SunSirs: Supported by Geopolitical Risks and Changes in Supply and Demand, Crude Oil Prices Significantly Increased During the Spring Festival
February 25 2026 11:23:24     SunSirs (Selena)
During the Spring Festival, the international crude oil market experienced severe fluctuations, with prices rising overall and reaching a six-month high, mainly due to the dual effects of geopolitical tensions and fundamental changes. The upgrading of US Iran relations became the core driving factor, while the shift in global oil supply and demand patterns also added uncertainty to the market.
During the Spring Festival period (February 13-23), the price of WTI crude oil in the United States rose from $62.89 per barrel to $66.31 per barrel, an increase of 5.5%. Brent crude oil rose from $67.75 per barrel to $71.11 per barrel, an increase of 5.0%. Both US and Brent crude oil reached their highest levels in six months. The core driving factor for this increase comes from the geopolitical risk premium and the ongoing tension in the relationship between the United States and Iran. The military activities of the two countries in the oil producing regions of the Middle East have significantly increased, and the market is concerned that a breakdown in negotiations may lead to supply disruptions. The news that the US Department of Defense is preparing to deploy a second aircraft carrier strike group to the Middle East has further intensified market volatility. As an important global oil exporting country, Iran's production has remained above 3.3 million barrels per day for a long time, with exports exceeding 1.6 million barrels per day. Once a substantial conflict occurs, the safety of passage through the Strait of Hormuz will face severe challenges.
It is worth noting that the progress of the US Iran negotiations directly affects the trend of oil prices. If negotiations break through, oil prices may quickly recoup their previous geopolitical premium. The market generally believes that the tail risk of the Strait of Hormuz will continue to exist until a short-term framework is reached between the United States and Iran.
Besides geopolitical factors, fundamental changes in the crude oil market cannot be ignored. The latest data from the US Energy Information Administration (EIA) shows that as of the week ending February 13th, US crude oil inventories have significantly decreased by 9 million barrels to 419.8 million barrels, far exceeding market expectations. Gasoline and distillate inventories have also significantly decreased, reflecting a comprehensive increase in fuel demand from refineries to gas stations.

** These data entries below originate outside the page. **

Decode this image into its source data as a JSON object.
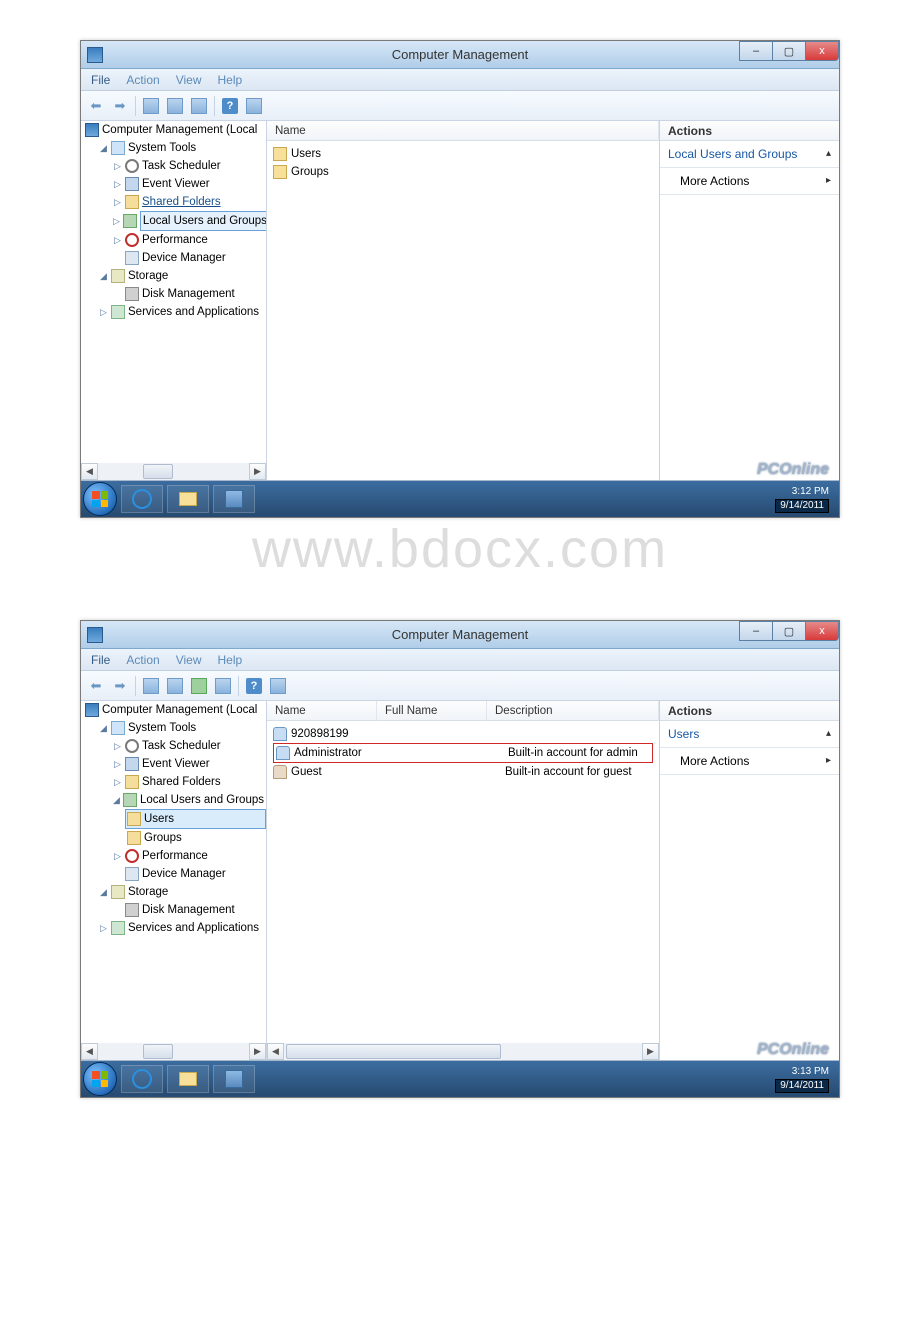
{
  "watermark": "www.bdocx.com",
  "window": {
    "title": "Computer Management",
    "controls": {
      "min": "–",
      "max": "▢",
      "close": "x"
    }
  },
  "menubar": {
    "file": "File",
    "action": "Action",
    "view": "View",
    "help": "Help"
  },
  "tree": {
    "root": "Computer Management (Local",
    "system_tools": "System Tools",
    "task_scheduler": "Task Scheduler",
    "event_viewer": "Event Viewer",
    "shared_folders": "Shared Folders",
    "local_users_groups": "Local Users and Groups",
    "lug_users": "Users",
    "lug_groups": "Groups",
    "performance": "Performance",
    "device_manager": "Device Manager",
    "storage": "Storage",
    "disk_management": "Disk Management",
    "services_apps": "Services and Applications"
  },
  "shot1": {
    "list_headers": {
      "name": "Name"
    },
    "rows": [
      {
        "icon": "folder",
        "name": "Users"
      },
      {
        "icon": "folder",
        "name": "Groups"
      }
    ],
    "actions": {
      "header": "Actions",
      "section": "Local Users and Groups",
      "more": "More Actions"
    },
    "time": "3:12 PM",
    "date": "9/14/2011"
  },
  "shot2": {
    "list_headers": {
      "name": "Name",
      "fullname": "Full Name",
      "description": "Description"
    },
    "rows": [
      {
        "icon": "user",
        "name": "920898199",
        "desc": ""
      },
      {
        "icon": "user",
        "name": "Administrator",
        "desc": "Built-in account for admin",
        "selected": true
      },
      {
        "icon": "userDis",
        "name": "Guest",
        "desc": "Built-in account for guest"
      }
    ],
    "actions": {
      "header": "Actions",
      "section": "Users",
      "more": "More Actions"
    },
    "time": "3:13 PM",
    "date": "9/14/2011"
  },
  "pconline": "PCOnline"
}
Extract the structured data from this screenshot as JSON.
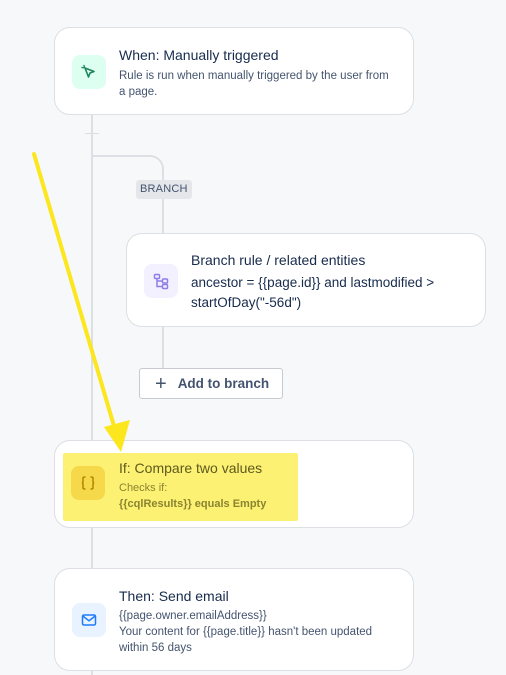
{
  "trigger": {
    "title": "When: Manually triggered",
    "description": "Rule is run when manually triggered by the user from a page.",
    "icon": "cursor-click-icon",
    "accent": "#1f845a"
  },
  "branch": {
    "badge": "BRANCH",
    "title": "Branch rule / related entities",
    "description": "ancestor = {{page.id}} and lastmodified > startOfDay(\"-56d\")",
    "icon": "branch-icon",
    "accent": "#8f7ee7",
    "add_button_label": "Add to branch"
  },
  "condition": {
    "title": "If: Compare two values",
    "subtitle": "Checks if:",
    "detail": "{{cqlResults}} equals Empty",
    "icon": "curly-braces-icon",
    "highlight_color": "#fcef5a"
  },
  "action": {
    "title": "Then: Send email",
    "recipient": "{{page.owner.emailAddress}}",
    "body": "Your content for {{page.title}} hasn't been updated within 56 days",
    "icon": "envelope-icon",
    "accent": "#1d7afc"
  },
  "annotation": {
    "arrow_color": "#fce61e"
  }
}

From a seasonal perspective, before and after the Spring Festival, it is a critical period for the cold wave in Europe and America, and heating demand is in a phase of switching between peak and off peak seasons. As the post holiday cold wave subsides, downstream refineries are gradually carrying out spring maintenance, and the trend of changes in US crude oil inventories is worth paying attention to. Historical data shows that the trend of the first trading day after the holiday is usually consistent with the performance of the external market, and the weekly trend often continues in the direction of the first day.
Macroeconomic factors affect demand expectations
At the macro level, the adjustment of US tariff policies has dragged down the oil market. The Trump administration announced an increase in import tariffs on global goods from 10% to 15%, while core inflation in the United States returned to 3% and GDP growth slowed down, all of which are unfavorable for expectations of crude oil demand.
On the OPEC side, the eight member countries will hold a meeting on March 1st and are currently inclined to resume production plans from April to cope with the peak demand for summer oil. However, the combined oil exports of Iran, Venezuela, and Russia have decreased by over 1 million barrels per day compared to the previous quarter, leading to the unfulfilled global inventory expectations for the first quarter and providing support for the oil price center.
Looking ahead to the post holiday market, crude oil analysts from SunSirs believe that there is still significant uncertainty in the trend of crude oil prices. The game between geopolitical risks and fundamental changes will continue to dominate the market direction. If the US Iran situation does not escalate into substantial supply disruptions, the current geopolitical premium may not be sustainable, and there is a risk of market backlash. Investors need to closely monitor the results of OPEC meetings, US inventory data, and the latest geopolitical developments to manage risks effectively.